The Man Booker Prize, which will be announced on Oct. 25, is easier because the judges have announced a shortlist of six titles. The two U.S. contenders were published here in 2015 (as a U.K. award, eligibility is based on U.K. publication dates) and have track records. The Sellout by Paul Blatty (Macmillan/FSG, 3/3/15; OverDrive Sample) won the National Book Critics Circle Award last year and Ottessa Moshfegh’s Eileen (PRH/Penguin; OverDrive Sample; 8/18/15) was on the shortlist. On the other hand, David Szalay’s  All That Man Is (Macmillan/Graywolf; OverDrive Sample; 10/4/16) has just been released here and is just beginning to receive consumer reviews.

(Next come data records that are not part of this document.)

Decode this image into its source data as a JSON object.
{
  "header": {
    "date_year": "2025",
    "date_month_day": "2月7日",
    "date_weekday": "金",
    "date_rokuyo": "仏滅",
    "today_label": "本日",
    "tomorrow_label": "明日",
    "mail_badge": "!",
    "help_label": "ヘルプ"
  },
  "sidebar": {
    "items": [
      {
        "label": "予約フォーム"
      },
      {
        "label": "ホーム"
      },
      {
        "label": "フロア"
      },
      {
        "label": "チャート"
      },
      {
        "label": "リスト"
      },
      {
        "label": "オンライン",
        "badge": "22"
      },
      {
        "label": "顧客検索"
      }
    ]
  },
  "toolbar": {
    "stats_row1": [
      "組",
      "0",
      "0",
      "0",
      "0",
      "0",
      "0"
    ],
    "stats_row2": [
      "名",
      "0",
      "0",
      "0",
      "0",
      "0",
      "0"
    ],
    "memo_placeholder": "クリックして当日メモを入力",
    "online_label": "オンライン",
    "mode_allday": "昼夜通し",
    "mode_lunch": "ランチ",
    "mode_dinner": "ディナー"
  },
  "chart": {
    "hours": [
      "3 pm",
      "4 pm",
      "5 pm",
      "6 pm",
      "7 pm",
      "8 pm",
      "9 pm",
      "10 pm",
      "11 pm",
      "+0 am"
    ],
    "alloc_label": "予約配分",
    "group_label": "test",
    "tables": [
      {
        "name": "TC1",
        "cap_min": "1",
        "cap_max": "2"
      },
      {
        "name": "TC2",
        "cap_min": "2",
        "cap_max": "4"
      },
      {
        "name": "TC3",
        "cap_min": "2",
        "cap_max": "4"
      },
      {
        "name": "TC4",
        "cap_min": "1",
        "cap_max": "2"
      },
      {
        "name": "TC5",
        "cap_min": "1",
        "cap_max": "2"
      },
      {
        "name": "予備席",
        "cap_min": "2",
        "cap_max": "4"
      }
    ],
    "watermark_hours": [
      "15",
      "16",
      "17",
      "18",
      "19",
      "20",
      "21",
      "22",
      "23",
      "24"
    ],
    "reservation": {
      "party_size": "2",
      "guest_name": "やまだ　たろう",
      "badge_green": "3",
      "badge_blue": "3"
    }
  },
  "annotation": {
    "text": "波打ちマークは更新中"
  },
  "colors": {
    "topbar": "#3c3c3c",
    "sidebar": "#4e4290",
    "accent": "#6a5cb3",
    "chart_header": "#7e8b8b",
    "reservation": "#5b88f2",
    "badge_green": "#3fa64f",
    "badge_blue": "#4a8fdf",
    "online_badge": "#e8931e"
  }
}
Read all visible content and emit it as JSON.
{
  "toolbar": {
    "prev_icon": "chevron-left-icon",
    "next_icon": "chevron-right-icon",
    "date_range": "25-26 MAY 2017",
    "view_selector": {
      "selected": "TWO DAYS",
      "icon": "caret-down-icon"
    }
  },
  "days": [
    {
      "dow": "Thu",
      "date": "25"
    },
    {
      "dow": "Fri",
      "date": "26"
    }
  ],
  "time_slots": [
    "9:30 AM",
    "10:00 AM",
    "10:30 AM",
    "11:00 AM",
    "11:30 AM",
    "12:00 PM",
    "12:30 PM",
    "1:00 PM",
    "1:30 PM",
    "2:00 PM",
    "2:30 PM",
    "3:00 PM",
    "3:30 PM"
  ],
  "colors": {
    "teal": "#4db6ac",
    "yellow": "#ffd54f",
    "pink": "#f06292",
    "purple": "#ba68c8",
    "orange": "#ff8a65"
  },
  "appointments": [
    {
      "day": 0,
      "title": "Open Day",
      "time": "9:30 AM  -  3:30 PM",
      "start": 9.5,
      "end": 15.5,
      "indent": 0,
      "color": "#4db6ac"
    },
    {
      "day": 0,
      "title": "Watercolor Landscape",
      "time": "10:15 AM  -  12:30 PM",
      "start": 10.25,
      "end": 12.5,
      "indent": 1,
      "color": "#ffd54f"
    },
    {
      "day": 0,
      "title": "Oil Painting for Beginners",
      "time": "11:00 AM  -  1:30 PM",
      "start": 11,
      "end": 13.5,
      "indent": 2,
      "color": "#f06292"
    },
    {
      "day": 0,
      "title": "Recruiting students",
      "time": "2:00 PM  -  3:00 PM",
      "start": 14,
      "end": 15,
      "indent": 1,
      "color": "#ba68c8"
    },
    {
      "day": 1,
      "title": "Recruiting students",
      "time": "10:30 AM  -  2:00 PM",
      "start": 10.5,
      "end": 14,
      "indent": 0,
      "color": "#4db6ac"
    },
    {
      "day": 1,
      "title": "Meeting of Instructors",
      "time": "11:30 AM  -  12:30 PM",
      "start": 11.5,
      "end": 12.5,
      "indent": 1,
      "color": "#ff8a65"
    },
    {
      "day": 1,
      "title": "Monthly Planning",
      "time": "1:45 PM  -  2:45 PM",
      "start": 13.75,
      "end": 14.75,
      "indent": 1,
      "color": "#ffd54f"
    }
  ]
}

The NYT does not hazard a guess at who will win.

The U.K.’s Guardian offers analyses of the list from the perspective of one of the judges, who claims to love them all, and from the odds makers who put Deborah Levy in the lead for Hot Milk (Macmillan/Bloomsbury USA; OverDrive Sample; 7/12/16), described by the judge as “like Virginia Woolf with good jokes.” Don’t take much stock in the odds, however, as the Guardian notes, “the frontrunner hardly ever wins.”

The fiction and nonfiction longlists for National Book Awards are also analyzed, but not the poetry and young people’s lit. longlists. The shortlists will be announced on Oct. 6.